The generalized Zagreb index for non-plane and plane recursive trees
Qunqiang Feng, Michael Fuchs, Tsan-Cheng Yu
TL;DR
This work examines the generalized Zagreb index $Z_n^{(k)}$ on two random recursive tree models: non-plane recursive trees and plane recursive trees. It develops the moment-transfer method to analyze distributional recurrences for $Z_n^{(k)}$ and the root degree $R_n$, deriving first-order moment asymptotics and limit laws. For non-plane recursive trees, $(Z_n^{(k)}-\mu_k n)/(\sigma_k \sqrt{n})$ converges to a normal distribution for all $k\ge 2$, while for plane recursive trees the index exhibits non-normal limits for $k=3$ and $4$ with explicit moment recurrences; the $k=2$ case aligns with known results and highlights the method’s consistency.
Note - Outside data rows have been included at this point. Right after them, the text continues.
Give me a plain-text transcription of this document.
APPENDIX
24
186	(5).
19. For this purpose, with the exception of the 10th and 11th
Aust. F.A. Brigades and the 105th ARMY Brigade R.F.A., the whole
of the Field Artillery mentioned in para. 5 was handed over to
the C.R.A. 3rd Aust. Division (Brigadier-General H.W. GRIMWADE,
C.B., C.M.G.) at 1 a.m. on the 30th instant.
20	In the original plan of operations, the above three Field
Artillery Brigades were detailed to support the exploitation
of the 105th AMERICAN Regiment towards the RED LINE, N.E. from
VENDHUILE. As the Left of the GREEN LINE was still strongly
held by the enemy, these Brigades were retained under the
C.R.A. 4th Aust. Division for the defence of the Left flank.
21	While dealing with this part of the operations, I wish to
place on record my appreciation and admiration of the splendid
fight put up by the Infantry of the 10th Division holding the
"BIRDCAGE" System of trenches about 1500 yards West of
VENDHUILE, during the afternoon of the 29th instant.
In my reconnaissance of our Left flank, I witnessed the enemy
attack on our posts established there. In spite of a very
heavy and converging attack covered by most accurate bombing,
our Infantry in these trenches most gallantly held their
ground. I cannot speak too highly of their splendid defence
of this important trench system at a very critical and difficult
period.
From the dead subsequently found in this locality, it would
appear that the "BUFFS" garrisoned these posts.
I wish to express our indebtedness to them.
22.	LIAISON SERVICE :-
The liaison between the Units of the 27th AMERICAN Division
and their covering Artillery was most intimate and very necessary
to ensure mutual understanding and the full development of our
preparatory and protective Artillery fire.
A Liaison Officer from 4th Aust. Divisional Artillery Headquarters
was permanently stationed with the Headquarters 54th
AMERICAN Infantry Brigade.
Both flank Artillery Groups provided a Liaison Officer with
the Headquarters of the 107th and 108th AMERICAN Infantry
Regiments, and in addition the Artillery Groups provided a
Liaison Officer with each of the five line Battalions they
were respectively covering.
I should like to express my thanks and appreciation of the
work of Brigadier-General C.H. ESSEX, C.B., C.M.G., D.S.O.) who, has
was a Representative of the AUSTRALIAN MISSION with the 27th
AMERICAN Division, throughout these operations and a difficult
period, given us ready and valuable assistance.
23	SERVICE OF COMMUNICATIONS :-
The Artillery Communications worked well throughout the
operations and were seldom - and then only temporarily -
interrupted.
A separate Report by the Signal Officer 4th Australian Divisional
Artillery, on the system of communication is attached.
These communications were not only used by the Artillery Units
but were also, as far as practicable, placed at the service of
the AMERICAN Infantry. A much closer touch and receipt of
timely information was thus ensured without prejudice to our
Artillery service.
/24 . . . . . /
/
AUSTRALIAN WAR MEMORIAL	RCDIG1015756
The paper provides explicit mean and higher-moment asymptotics, introduces a robust framework where martingale or Stein methods are difficult to apply, and advances understanding of Zagreb-type indices in random trees with potential implications for chemical graph theory and network analysis.
Abstract
The Zagreb index, which is defined as the sum of squares of degrees of the nodes of a tree, was studied in previous works by martingale techniques for random non-plane recursive trees and classes of random trees which are close to random plane recursive trees. These techniques are not easily amended to the generalized Zagreb index, which is defined similar but with squares replaced by higher powers. In this paper, we use the moment transfer approach to (i) obtain the first-order asymptotics of moments and to (ii) prove limit laws for the (suitable normalized) generalized Zagreb index for random non-plane and plane recursive trees; for the former, we show that for all higher powers the limit law is normal, for the latter, we show for cubes and fourth powers that its a non-normal law.